MLBEDSW-7648: Fix bug with filter padding in conv2d

* Fix bug that caused filter padding to not be added proportionally
  compared to the hardware padding added to IFM.
* Update needed_total_padding function that calculates hardware padding
  to also account for the cases in which IFM width is not divisible by
  the stride width.
* Update supported ops constraint on strides for conv2d to mark ops with
  stride width > 3 and IFM width that is not divisible by the
  optimization resize factor as not supported.

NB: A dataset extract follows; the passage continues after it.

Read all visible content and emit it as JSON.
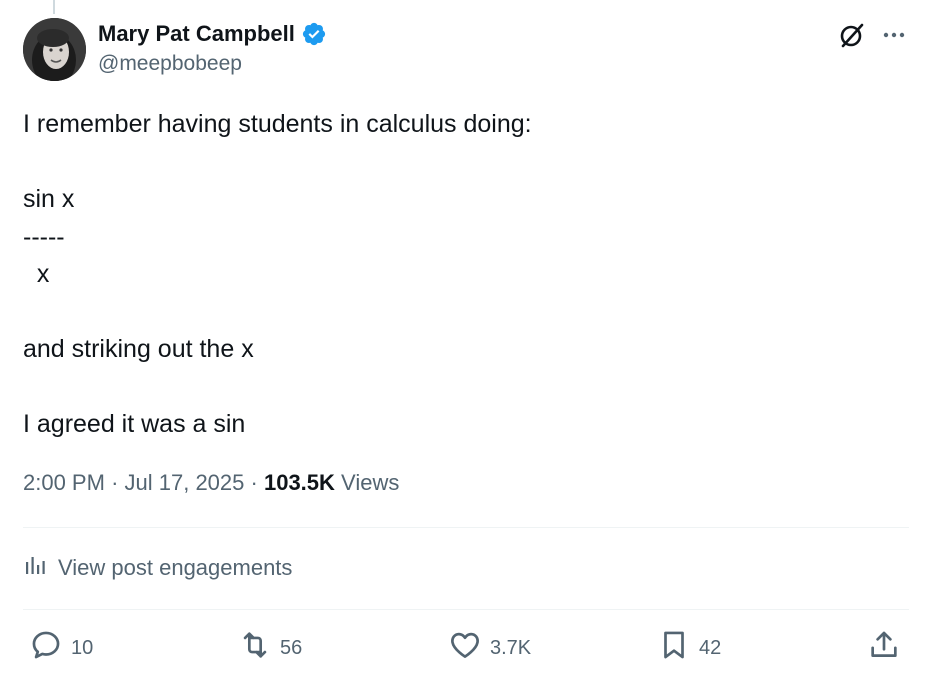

* Update unit tests that verify correct functionality when checking
  whether ops are supported or not.

Change-Id: I62f14cca890b779ca787a9603fa37c873ad522f8
Signed-off-by: Raul Farkas <raul.farkas@arm.com>
diff --git a/SUPPORTED_OPS.md b/SUPPORTED_OPS.md
index 0d42d9c..947b585 100644
--- a/SUPPORTED_OPS.md
+++ b/SUPPORTED_OPS.md
@@ -19,7 +19,7 @@
 # Supported Ops
 
 This file was automatically generated by Vela using the `--supported-ops-report` parameter.  
-Vela version: `3.8.1.dev3+gc66541d.d20230613`
+Vela version: `3.8.1.dev3+gc66541d`
 
 This file complies with
 [**Gitiles Markdown syntax**](https://github.com/google/gitiles/blob/master/Documentation/markdown.md)
@@ -155,7 +155,9 @@
 
 - Stride values for both width and height must be integer types
 - Dilation factor values for both width and height must be integer types
-- Stride width must be greater than or equal to 1 and stride height must be between 1 and 3
+- Stride width must be greater than or equal to 1.  

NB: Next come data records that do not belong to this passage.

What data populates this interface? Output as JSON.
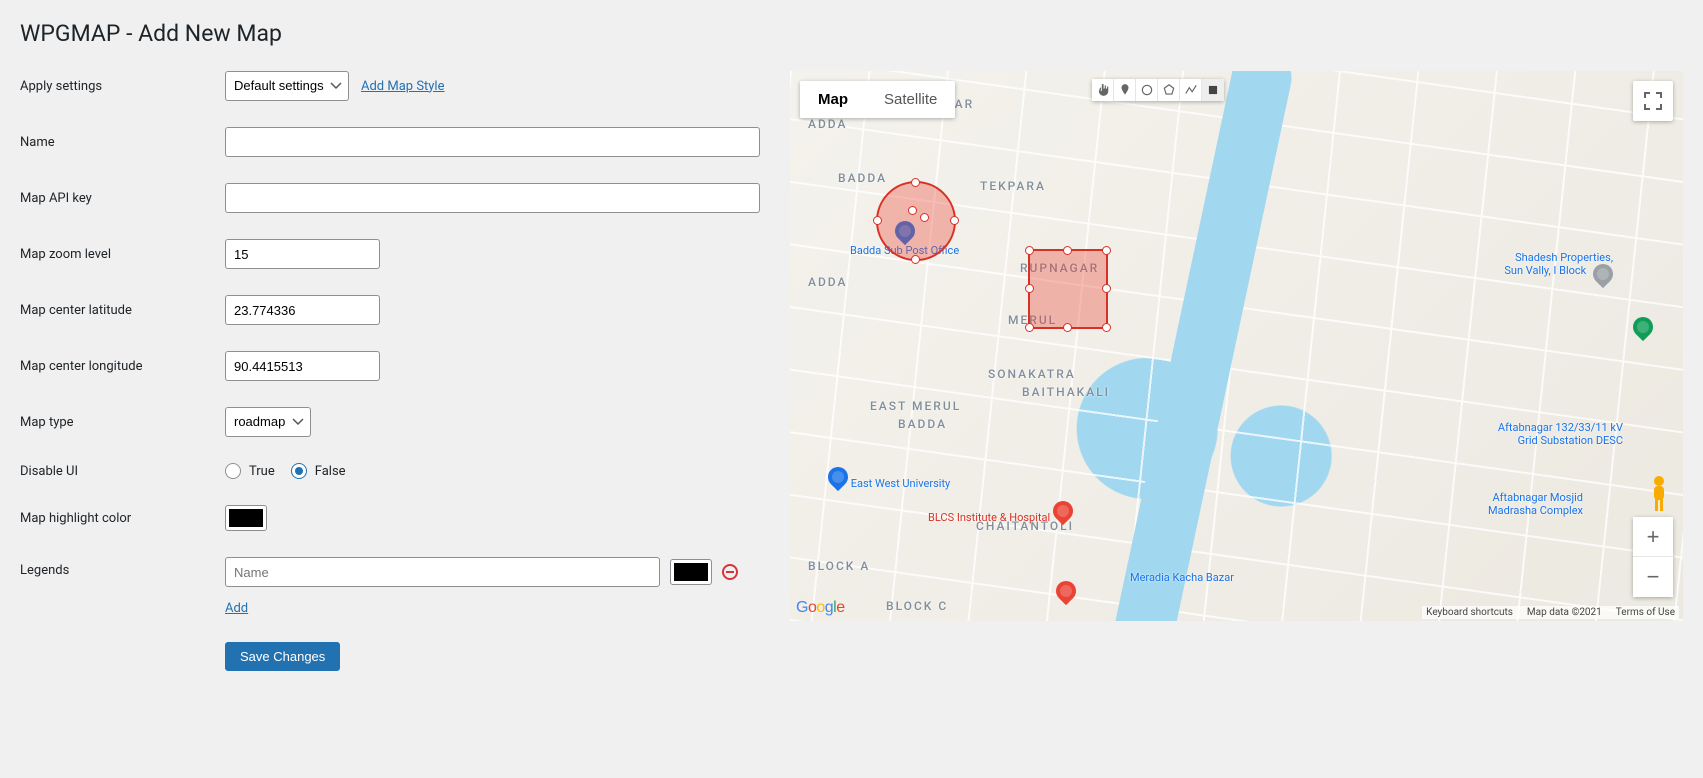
{
  "page": {
    "title": "WPGMAP - Add New Map"
  },
  "form": {
    "apply_settings": {
      "label": "Apply settings",
      "value": "Default settings",
      "add_style_link": "Add Map Style"
    },
    "name": {
      "label": "Name",
      "value": ""
    },
    "api_key": {
      "label": "Map API key",
      "value": ""
    },
    "zoom": {
      "label": "Map zoom level",
      "value": "15"
    },
    "lat": {
      "label": "Map center latitude",
      "value": "23.774336"
    },
    "lng": {
      "label": "Map center longitude",
      "value": "90.4415513"
    },
    "map_type": {
      "label": "Map type",
      "value": "roadmap"
    },
    "disable_ui": {
      "label": "Disable UI",
      "true_label": "True",
      "false_label": "False",
      "value": "false"
    },
    "highlight": {
      "label": "Map highlight color",
      "value": "#000000"
    },
    "legends": {
      "label": "Legends",
      "placeholder": "Name",
      "item_color": "#000000",
      "add_link": "Add"
    },
    "save_button": "Save Changes"
  },
  "map_ui": {
    "type_map": "Map",
    "type_sat": "Satellite",
    "footer_keyboard": "Keyboard shortcuts",
    "footer_data": "Map data ©2021",
    "footer_terms": "Terms of Use"
  },
  "map_labels": {
    "adarsha": "ADARSHA NAGAR",
    "adda": "ADDA",
    "badda": "BADDA",
    "tekpara": "TEKPARA",
    "rupnagar": "RUPNAGAR",
    "merul": "MERUL",
    "sonakatra": "SONAKATRA",
    "baithakali": "BAITHAKALI",
    "east_merul": "EAST MERUL",
    "east_badda": "BADDA",
    "chaintantoli": "CHAITANTOLI",
    "block_a": "BLOCK A",
    "block_c": "BLOCK C",
    "adda2": "ADDA"
  },
  "map_pois": {
    "post_office": "Badda Sub Post Office",
    "shadesh": "Shadesh Properties,\nSun Vally, I Block",
    "aftab_sub": "Aftabnagar 132/33/11 kV\nGrid Substation DESC",
    "ewu": "East West University",
    "blcs": "BLCS Institute & Hospital",
    "mosjid": "Aftabnagar Mosjid\nMadrasha Complex",
    "meradia": "Meradia Kacha Bazar"
  }
}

+        For stride widths greater than 3, the post-optimization stride needs to be less than or equal to 3.  
+        Stride height must be between 1 and 3.
 - Dilated kernel height must be in the range [1, 64]
 - Product of dilated kernel width and height must be in the range [1, 4096]
 - Weight tensor must be 8-bit
diff --git a/ethosu/vela/graph_optimiser_util.py b/ethosu/vela/graph_optimiser_util.py
index da3fe13..220ba1a 100644
--- a/ethosu/vela/graph_optimiser_util.py
+++ b/ethosu/vela/graph_optimiser_util.py
@@ -185,10 +185,11 @@
 
 
 def needed_total_padding(input_size, stride, filter_size):
-    out_size = (input_size + stride - 1) // stride
-    needed_input = (out_size - 1) * stride + filter_size
-    total_padding = max(0, needed_input - input_size)
-    return total_padding
+    """Compute hardware padding."""
+    if input_size % stride == 0:
+        return max(filter_size - stride, 0)
+
+    return max(filter_size - (input_size % stride), 0)
 
 
 # Set input/output tensor equivalence to the same id for memory operations
diff --git a/ethosu/vela/test/test_tflite_supported_operators.py b/ethosu/vela/test/test_tflite_supported_operators.py
index 4aca00d..cbad171 100644
--- a/ethosu/vela/test/test_tflite_supported_operators.py
+++ b/ethosu/vela/test/test_tflite_supported_operators.py
@@ -106,23 +106,24 @@
 
 
 @pytest.mark.parametrize(
-    "stride_w, stride_h, supported",
+    "ifm_shape, stride_w, stride_h, supported",
     [
-        [0, 20, False],
-        [20, 0, False],
-        [4, 3, True],
-        [4, 5, False],
-        [4, 9, False],
-        [3, 3, True],
-        [1, 1, True],
-        [20, 2, True],
-        [6, 3, True],
-        [8, 1, True],
+        [[1, 8, 8, 8], 0, 20, False],
+        [[1, 8, 8, 8], 20, 0, False],
+        [[1, 8, 8, 8], 4, 3, True],
+        [[1, 8, 8, 8], 4, 5, False],
+        [[1, 8, 8, 8], 4, 9, False],
+        [[1, 8, 8, 8], 3, 3, True],
+        [[1, 8, 8, 8], 1, 1, True],
+        [[1, 8, 8, 8], 20, 2, False],
+        [[1, 8, 40, 8], 20, 2, True],
+        [[1, 8, 40, 8], 6, 3, True],
+        [[1, 8, 40, 8], 8, 1, True],
     ],
 )
-def test_constraint_stride_range(stride_w: int, stride_h: int, supported: bool):
+def test_constraint_stride_range(ifm_shape: list[int], stride_w: int, stride_h: int, supported: bool):
     # Stride width and height must lie within a certain range
-    op = testutil.create_op_with_quant_tensors(Op.Conv2DBias, [1, 8, 8, 8], [1, 8, 8, 8], [1, 1, 1, 1])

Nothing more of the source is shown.